Jeremy spent a day in Ypres, Belgium last week at the invitation of The Dartford Choir who participate annually in the poignant Last Post ceremony at the Menin Gate. In the morning, he visited Tyne Cot cemetery, the largest Commonwealth war grave in the world and attended the grave of Lance Serjeant Charles Mackerness, a young fusilier sent to the front near Passchendaele from his home in Fulwich Road Dartford.
Lance Serjeant Mackerness was killed on 25th November 1917 at the age of 26, two years after his own brother had also been killed in action. Like many Dartford soldiers who fell in Flanders his brother’s body was never found but Charles Mackerness has a grave at Tyne Cot and is thought to be the only soldier from the town to rest there. Having heard Charles’ story, Jeremy was determined to visit the grave and place a tribute on behalf of the home town to which he would not return.

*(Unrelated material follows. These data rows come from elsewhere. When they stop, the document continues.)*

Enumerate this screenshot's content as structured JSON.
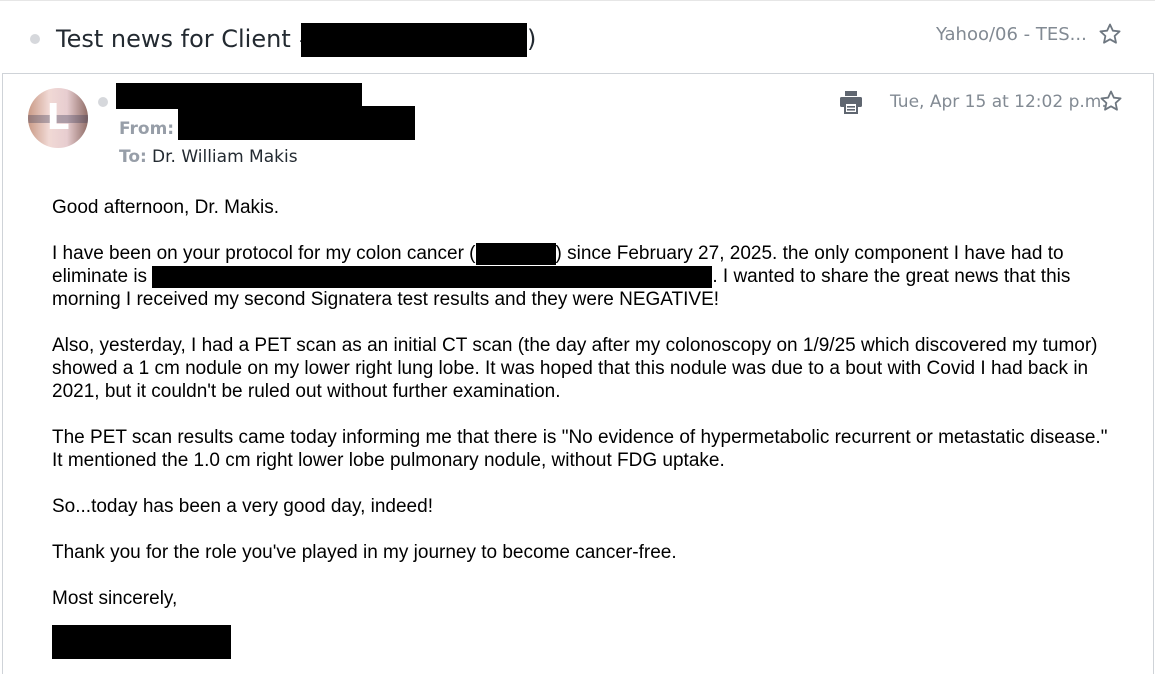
{
  "header": {
    "subject_prefix": "Test news for Client #",
    "subject_suffix": ")",
    "folder": "Yahoo/06 - TES..."
  },
  "message": {
    "avatar_letter": "L",
    "from_label": "From:",
    "to_label": "To:",
    "to_value": "Dr. William Makis",
    "date": "Tue, Apr 15 at 12:02 p.m."
  },
  "body": {
    "greeting": "Good afternoon, Dr. Makis.",
    "p1_a": "I have been on your protocol for my colon cancer (",
    "p1_b": ") since February 27, 2025. the only component I have had to eliminate is",
    "p1_c": ". I wanted to share the great news that this morning I received my second Signatera test results and they were NEGATIVE!",
    "p2": "Also, yesterday, I had a PET scan as an initial CT scan (the day after my colonoscopy on 1/9/25 which discovered my tumor) showed a 1 cm nodule on my lower right lung lobe. It was hoped that this nodule was due to a bout with Covid I had back in 2021, but it couldn't be ruled out without further examination.",
    "p3": "The PET scan results came today informing me that there is \"No evidence of hypermetabolic recurrent or metastatic disease.\" It mentioned the 1.0 cm right lower lobe pulmonary nodule, without FDG uptake.",
    "p4": "So...today has been a very good day, indeed!",
    "p5": "Thank you for the role you've played in my journey to become cancer-free.",
    "closing": "Most sincerely,"
  },
  "colors": {
    "muted": "#828a93",
    "label": "#979ea8",
    "text": "#232a31",
    "redaction": "#000000"
  },
  "icons": {
    "star": "star-icon",
    "print": "print-icon"
  }
}
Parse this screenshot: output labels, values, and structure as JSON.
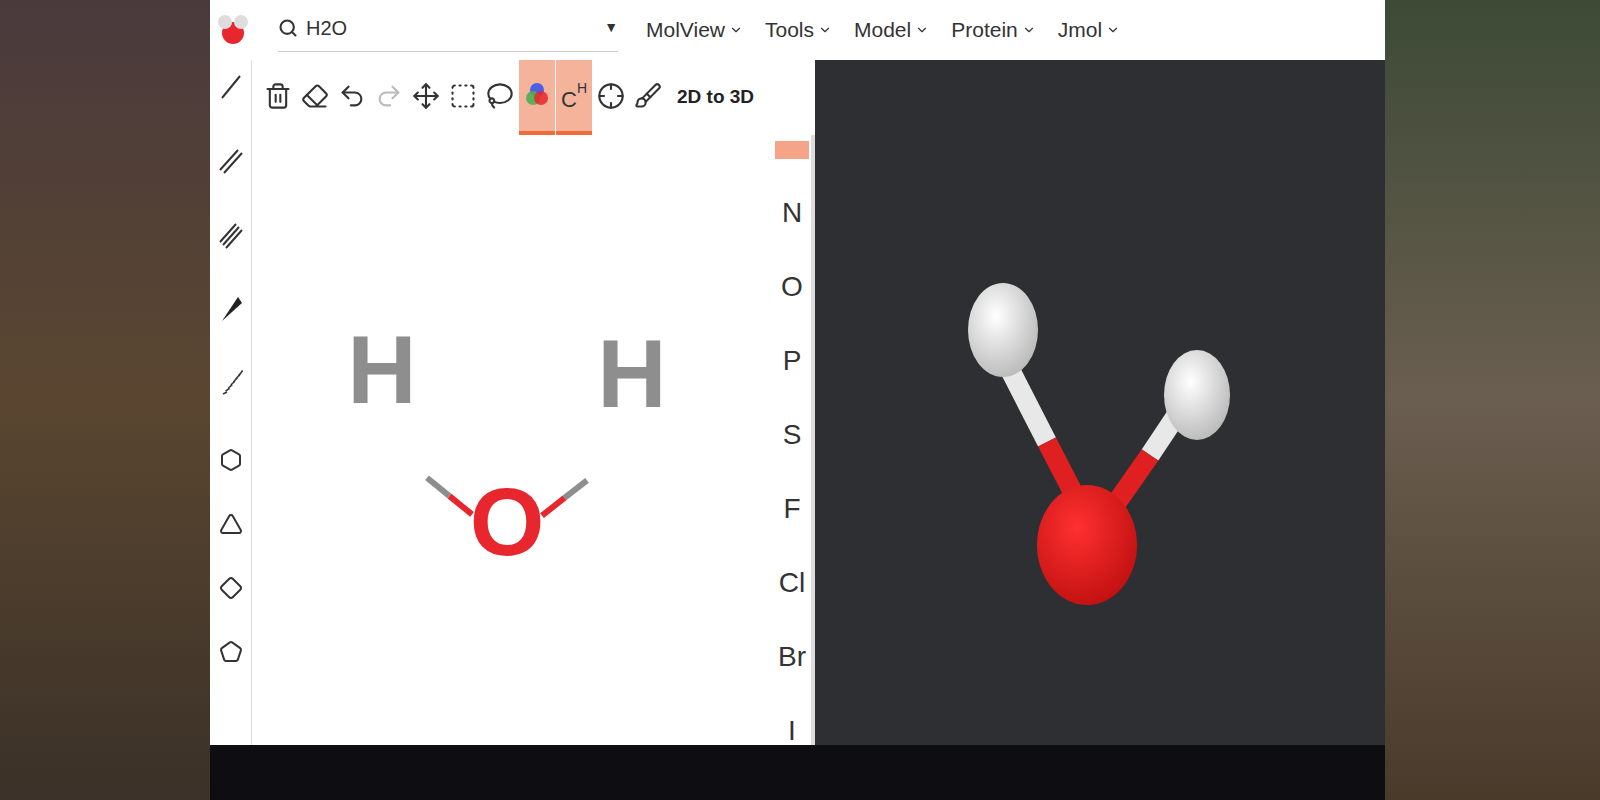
{
  "search": {
    "value": "H2O",
    "dropdown": "▼"
  },
  "menus": [
    "MolView",
    "Tools",
    "Model",
    "Protein",
    "Jmol"
  ],
  "toolbar": [
    {
      "name": "trash",
      "selected": false
    },
    {
      "name": "eraser",
      "selected": false
    },
    {
      "name": "undo",
      "selected": false
    },
    {
      "name": "redo",
      "selected": false,
      "disabled": true
    },
    {
      "name": "move",
      "selected": false
    },
    {
      "name": "rect-select",
      "selected": false
    },
    {
      "name": "lasso-select",
      "selected": false
    },
    {
      "name": "color",
      "selected": true
    },
    {
      "name": "hydrogens",
      "label": "C",
      "sup": "H",
      "selected": true
    },
    {
      "name": "center",
      "selected": false
    },
    {
      "name": "clean",
      "selected": false
    }
  ],
  "convert_button": "2D to 3D",
  "elements": [
    "N",
    "O",
    "P",
    "S",
    "F",
    "Cl",
    "Br",
    "I"
  ],
  "sketch": {
    "atoms": [
      {
        "label": "H",
        "color": "#8e8e8e"
      },
      {
        "label": "O",
        "color": "#e8262e"
      },
      {
        "label": "H",
        "color": "#8e8e8e"
      }
    ]
  }
}
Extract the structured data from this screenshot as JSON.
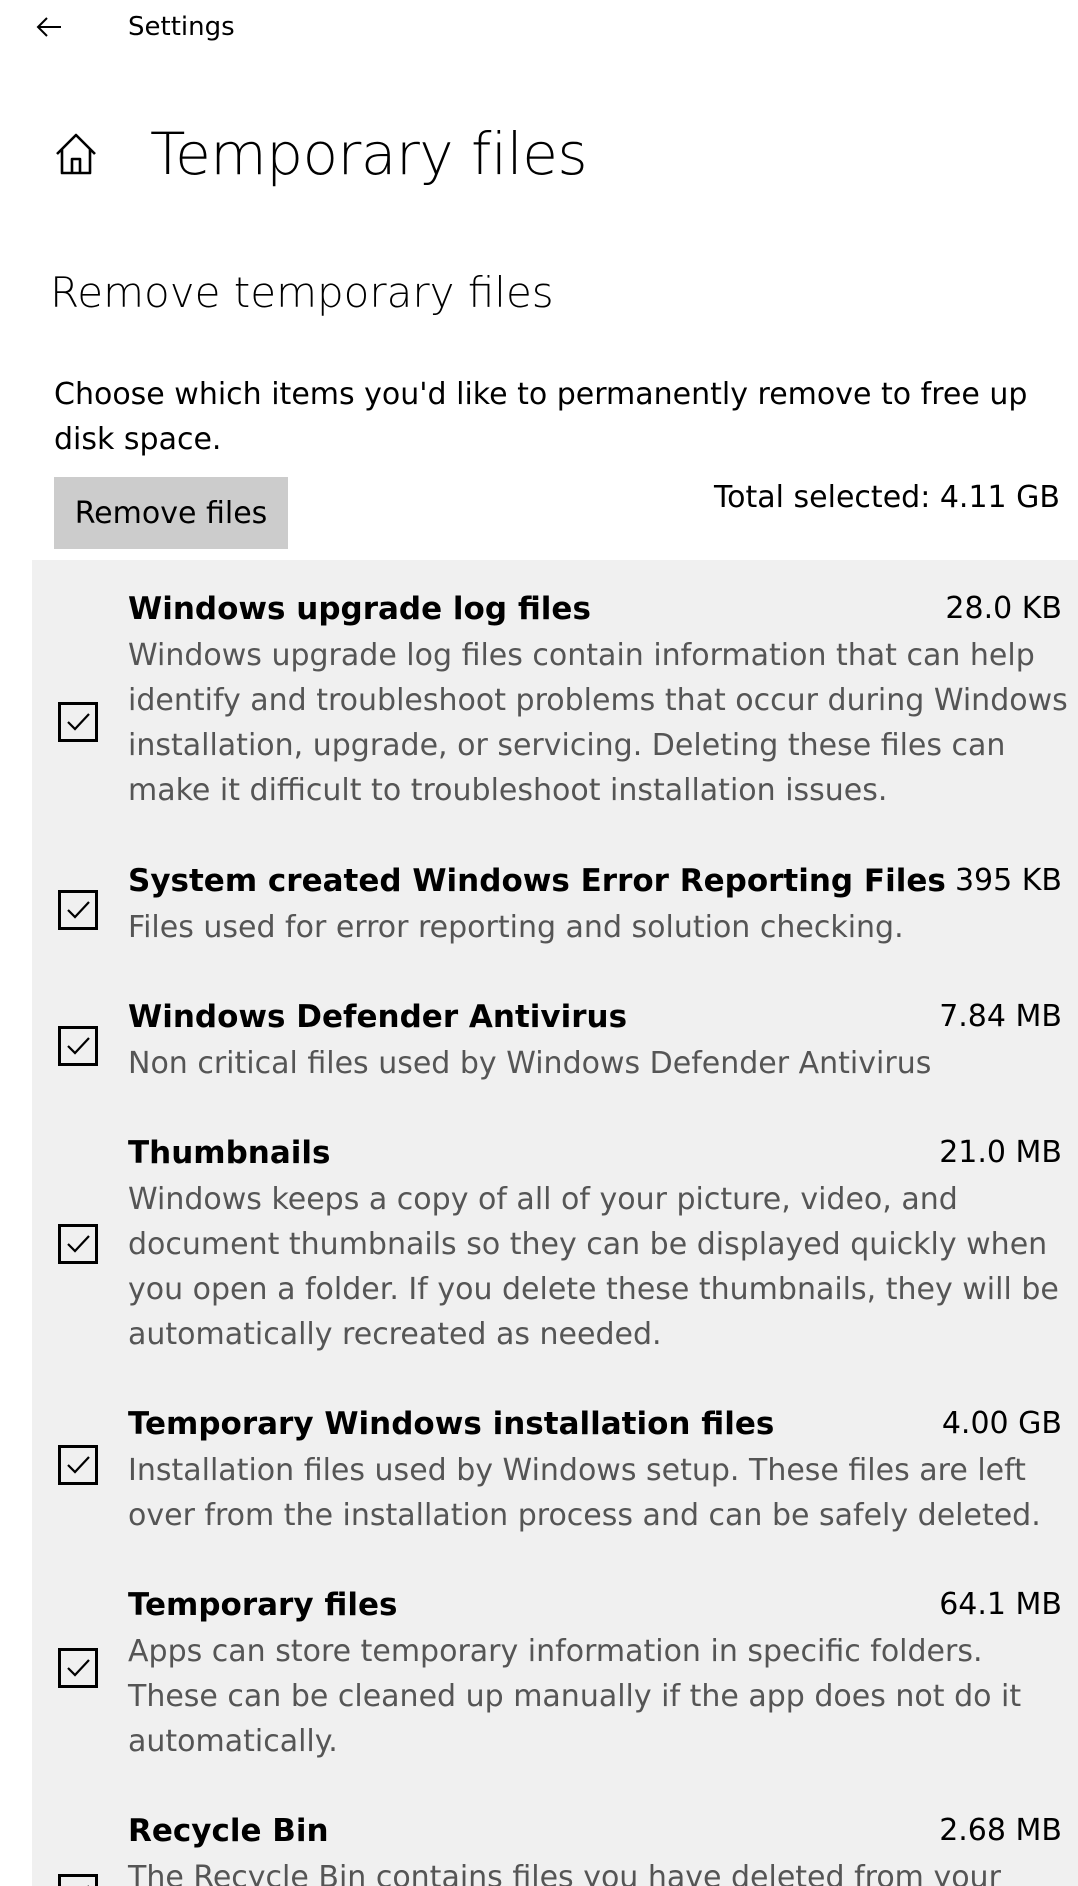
{
  "titlebar": {
    "title": "Settings"
  },
  "header": {
    "page_title": "Temporary files"
  },
  "section": {
    "title": "Remove temporary files",
    "description": "Choose which items you'd like to permanently remove to free up disk space.",
    "remove_button_label": "Remove files",
    "total_selected": "Total selected: 4.11 GB"
  },
  "items": [
    {
      "name": "Windows upgrade log files",
      "size": "28.0 KB",
      "description": "Windows upgrade log files contain information that can help identify and troubleshoot problems that occur during Windows installation, upgrade, or servicing.  Deleting these files can make it difficult to troubleshoot installation issues.",
      "checked": true
    },
    {
      "name": "System created Windows Error Reporting Files",
      "size": "395 KB",
      "description": "Files used for error reporting and solution checking.",
      "checked": true
    },
    {
      "name": "Windows Defender Antivirus",
      "size": "7.84 MB",
      "description": "Non critical files used by Windows Defender Antivirus",
      "checked": true
    },
    {
      "name": "Thumbnails",
      "size": "21.0 MB",
      "description": "Windows keeps a copy of all of your picture, video, and document thumbnails so they can be displayed quickly when you open a folder. If you delete these thumbnails, they will be automatically recreated as needed.",
      "checked": true
    },
    {
      "name": "Temporary Windows installation files",
      "size": "4.00 GB",
      "description": "Installation files used by Windows setup.  These files are left over from the installation process and can be safely deleted.",
      "checked": true
    },
    {
      "name": "Temporary files",
      "size": "64.1 MB",
      "description": "Apps can store temporary information in specific folders. These can be cleaned up manually if the app does not do it automatically.",
      "checked": true
    },
    {
      "name": "Recycle Bin",
      "size": "2.68 MB",
      "description": "The Recycle Bin contains files you have deleted from your",
      "checked": true
    }
  ],
  "icons": {
    "back": "back-arrow-icon",
    "home": "home-icon",
    "check": "checkmark-icon"
  }
}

Councillor Kite said, “I went to Dartford’s Central Park on the eve of my trip and selected a lovely late Autumn rose to take with me. I also went to see the house in Fulwich Road where the Mackerness family lived and couldn’t help thinking how the young Charles must have walked up and down that hill into town hundreds of times as the threat of war grew around him. When war finally came he found himself in the horror of Flanders and eventually lost his life in one of the most brutal battles the world has ever seen. His terrible journey ended in a tiny patch of Belgium and I was enormously keen to find his grave and let him know that his home town had not forgotten him. Tyne Cot cemetery is one of those places that changes your perspective on things and placing our little Dartford rose at his simple headstone was something I will never forget. If the lad can’t come home to us, it seemed the least I could do to take a little bit of his home to him.”
Later in the day, Jeremy visited the Menin Gate in Ypres and took part in the daily Last Post ceremony, given extra poignancy in Remembrance week, and laid a wreath on behalf of the town.
Councillor Kite said, “The Dartford Choir attend the ceremony regularly and do a wonderful job for our town. I am so grateful to Margaret Apsley and her choir for the invitation to join them this year and I found it one of the most sad and moving, but strangely uplifting experiences I have ever had. Among the tens of thousands of names of missing soldiers carved on the Menin Gate there are many from Dartford and it was overwhelming to be there and place a wreath to remember them. Ypres and the villages around it were virtually destroyed by shelling and left a wasteland of rubble, mud and the bodies of horses and men. To see those villages today, quiet and ordinary but still surrounded by battlefields now gently undulating and grown over is a remarkably touching thing. We are capable of great folly and inhumanity but it is perhaps our weakness that makes the peace all the more valuable. These young men, from Dartford and elsewhere, are the ones that made all things possible for us today and there are still remarkable young men and women willing to put themselves in danger today. It is truly humbling.”